Ignoring Pages & Documents

Using Index Manager Tool

To exclude or ignore certain pages on the web-site, before importing a new source, select 'More Options' and set 'Path matches to be ignored' to a part of the path that should be ignored.

If for example a support forum on the site has numerous duplicate pages with different URLs (reply links, reply with quote links) then it is desirable to exclude the duplicates from the index at the crawling stage.

Suppose that the links are as follows:
http://localhost/forum.aspx?action=reply&mesgid=1

http://localhost/forum.aspx?action=view&mesgid=1

http://localhost/forum.aspx?action=reply&mesgid=2

http://localhost/forum.aspx?action=view&mesgid=2

and that the 'reply' pages contain the same text as the 'view' pages. To prevent the 'reply' pages from being added to the index at the crawl stage we can add an element to the 'Path matches to be ignored' collection; "forum.aspx?action=reply" - which will prevent any URLs that contain that text from being added. It is a collection and can contain multiple URL segments to be ignored.

Note, if an index has already been created, setting this will have no effect on documents already in the index, so if necessary, delete the index and recrawl.

Robots Meta Tag

The de facto standard 'robots meta tag' can be used to control whether links are read (nofollow), or content is indexed (noindex), for a page.

<meta name="ROBOTS" CONTENT="NOINDEX, NOFOLLOW"/>

To ignore the robots meta tag, set RespectsRobotsMetaTags to false in the configuration.

Keyoti Robots Meta Tag

In cases where it is desired to only block the SearchUnit indexer, but still allow other ROBOTS such as Google, use the custom Keyoti_ROBOTS tag in a similar way to the standard ROBOTS tag.

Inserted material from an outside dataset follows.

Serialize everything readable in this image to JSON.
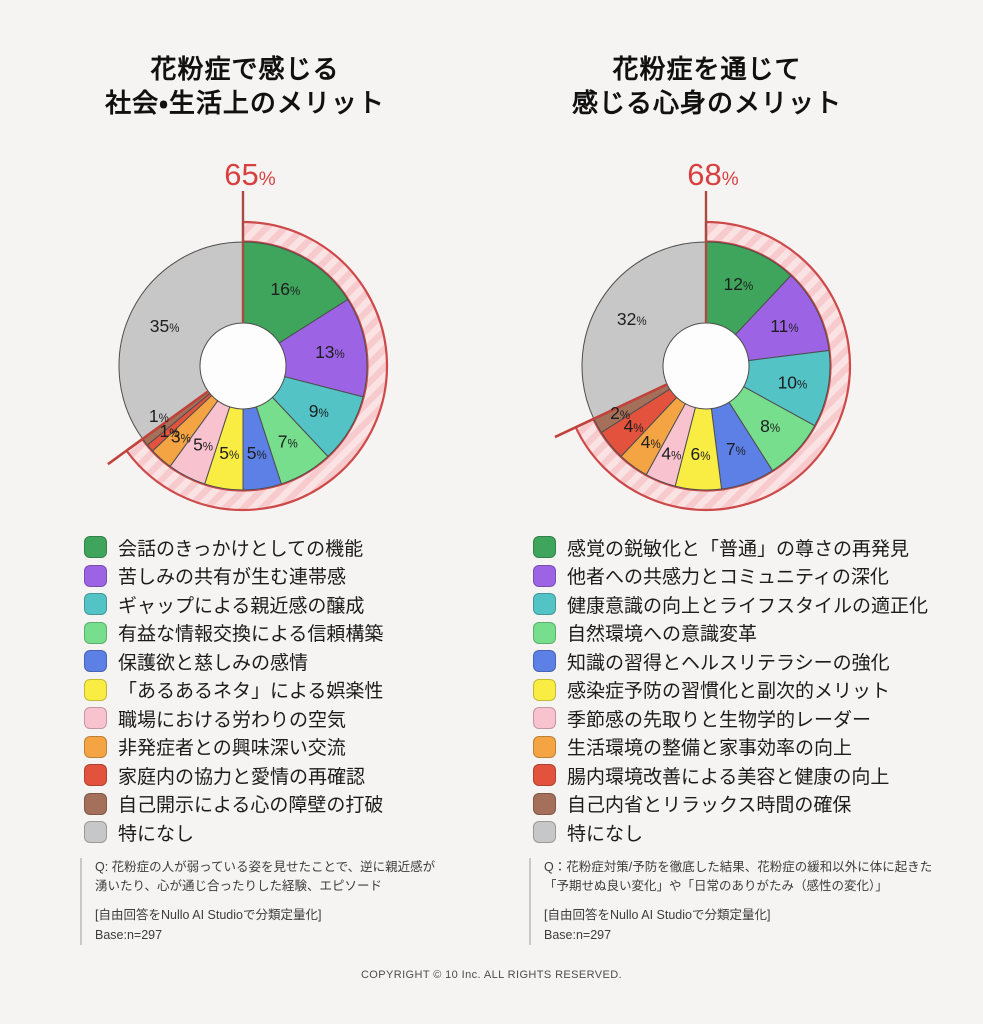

<meta name="Keyoti_ROBOTS" CONTENT="NOINDEX, NOFOLLOW"/>

The configuration parameter RespectsRobotsMetaTags has no effect on whether this tag is observed.

Programmatically

Specifying pages not to index can be handled programmatically during import by passing an ArrayList of strings;

C#

   DocumentIndex imp = new DocumentIndex(Configuration);
   urlStrings = imp.Import(new WebsiteBasedIndexableSourceRecord(startUrlString, 
				pathMatchesToBeIgnoredList, pathMatchesToBeIncludedList));
   imp.Close();

(pathMatchesToBeIgnoredList and pathMatchesToBeIncludedList can be null/Nothing)